Just a few months ago, Schmidt expressed confidence that such an inquiry into his role on Apple’s board won’t find any evidence that the ties between the two companies throttle competition in such areas as mobile phones.
He said in May, in a media session ahead of Google’s annual shareholder meeting, that he hasn’t considered stepping down as an Apple director because he doesn’t view the company as a “primary competitor.”
Google’s Android operating system is used in mobile devices that compete with Apple’s iPhone. And Google is developing a free operating system based on its Web browser, Chrome, a potential rival to Apple’s Mac systems.
Google has recently turned its 2007 acquisition of GrandCentral into Google Voice, which assigns a unique phone number to each user and lets the user direct calls to that number to any other phone line.
Relationships between the two company haven’t always been smooth. On Friday, the Federal Communications Commission sent letters to Apple and Google — as well as Apple’s iPhone partner in the United States, AT&T Inc. — seeking more information on Apple’s rejection of Google Voice’s application for the iPhone.
The popularity of Apple’s iPhone, now in its third iteration, is soaring even amid the recession. The company said in July it sold more than 5.2 million iPhones in the U.S. during the April-June quarter, more than seven times what it sold in the same period a year earlier.
Google’s Android operating system currently runs on the T-Mobile G1, which went on sale last year. The second “Google phone” from T-Mobile goes on sale this week. Google’s goal is to make Android the operating system for phones across the industry, so it gives away the software for free for any phone maker to incorporate.

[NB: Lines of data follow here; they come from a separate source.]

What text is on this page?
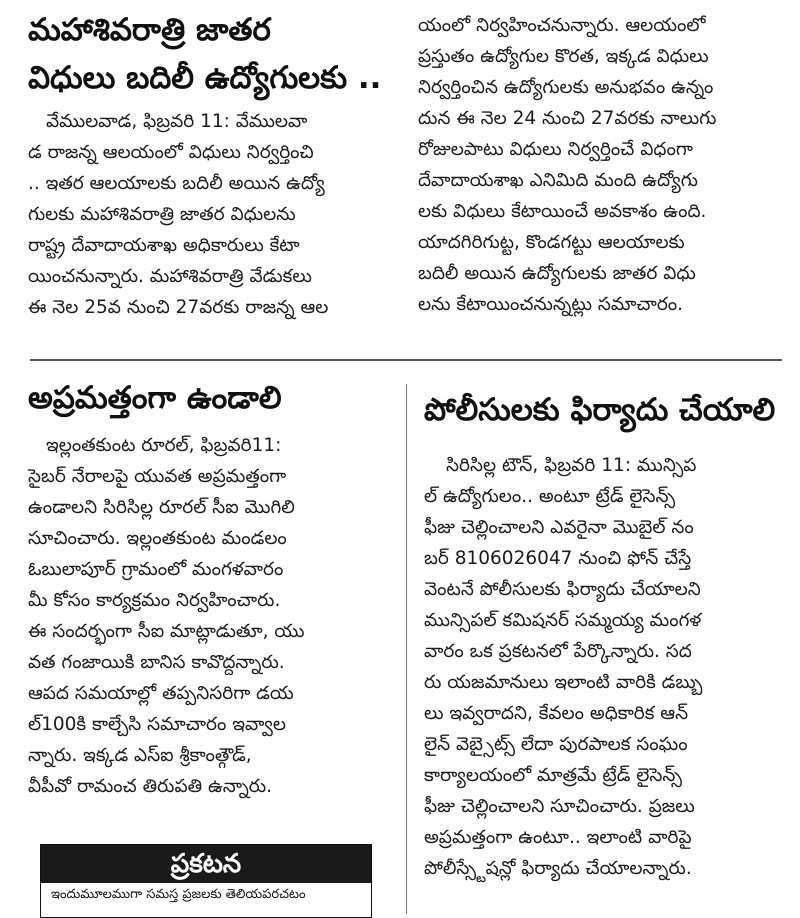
మహాశివరాత్రి జాతర
విధులు బదిలీ ఉద్యోగులకు ..
వేములవాడ, ఫిబ్రవరి 11: వేములవా
డ రాజన్న ఆలయంలో విధులు నిర్వర్తించి
.. ఇతర ఆలయాలకు బదిలీ అయిన ఉద్యో
గులకు మహాశివరాత్రి జాతర విధులను
రాష్ట్ర దేవాదాయశాఖ అధికారులు కేటా
యించనున్నారు. మహాశివరాత్రి వేడుకలు
ఈ నెల 25వ నుంచి 27వరకు రాజన్న ఆల
యంలో నిర్వహించనున్నారు. ఆలయంలో
ప్రస్తుతం ఉద్యోగుల కొరత, ఇక్కడ విధులు
నిర్వర్తించిన ఉద్యోగులకు అనుభవం ఉన్నం
దున ఈ నెల 24 నుంచి 27వరకు నాలుగు
రోజులపాటు విధులు నిర్వర్తించే విధంగా
దేవాదాయశాఖ ఎనిమిది మంది ఉద్యోగు
లకు విధులు కేటాయించే అవకాశం ఉంది.
యాదగిరిగుట్ట, కొండగట్టు ఆలయాలకు
బదిలీ అయిన ఉద్యోగులకు జాతర విధు
లను కేటాయించనున్నట్లు సమాచారం.
అప్రమత్తంగా ఉండాలి
ఇల్లంతకుంట రూరల్, ఫిబ్రవరి11:
సైబర్ నేరాలపై యువత అప్రమత్తంగా
ఉండాలని సిరిసిల్ల రూరల్ సీఐ మొగిలి
సూచించారు. ఇల్లంతకుంట మండలం
ఓబులాపూర్ గ్రామంలో మంగళవారం
మీ కోసం కార్యక్రమం నిర్వహించారు.
ఈ సందర్భంగా సీఐ మాట్లాడుతూ, యు
వత గంజాయికి బానిస కావొద్దన్నారు.
ఆపద సమయాల్లో తప్పనిసరిగా డయ
ల్100కి కాల్చేసి సమాచారం ఇవ్వాల
న్నారు. ఇక్కడ ఎస్ఐ శ్రీకాంత్గౌడ్,
వీపీవో రామంచ తిరుపతి ఉన్నారు.
పోలీసులకు ఫిర్యాదు చేయాలి
సిరిసిల్ల టౌన్, ఫిబ్రవరి 11: మున్సిప
ల్ ఉద్యోగులం.. అంటూ ట్రేడ్ లైసెన్స్
ఫీజు చెల్లించాలని ఎవరైనా మొబైల్ నం
బర్ 8106026047 నుంచి ఫోన్ చేస్తే
వెంటనే పోలీసులకు ఫిర్యాదు చేయాలని
మున్సిపల్ కమిషనర్ సమ్మయ్య మంగళ
వారం ఒక ప్రకటనలో పేర్కొన్నారు. సద
రు యజమానులు ఇలాంటి వారికి డబ్బు
లు ఇవ్వరాదని, కేవలం అధికారిక ఆన్
లైన్ వెబ్సైట్స్ లేదా పురపాలక సంఘం
కార్యాలయంలో మాత్రమే ట్రేడ్ లైసెన్స్
ఫీజు చెల్లించాలని సూచించారు. ప్రజలు
అప్రమత్తంగా ఉంటూ.. ఇలాంటి వారిపై
పోలీస్స్టేషన్లో ఫిర్యాదు చేయాలన్నారు.
ప్రకటన
ఇందుమూలముగా సమస్త ప్రజలకు తెలియపరచటం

Other members of Apple’s board include former U.S. Vice President Al Gore, Genentech chairman Arthur D. Levinson and Andrea Jung, the chairwoman and CEO of Avon Products. Levinson, incidentally, also serves on Google’s board.
Shares of Mountain View, Calif.-based Google rose $8.25, or 1.9 percent, to $451.30 in morning trading Monday, while shares of Cupertino, Calif.-based Apple rose $3.11, or 1.9 percent, to $166.50.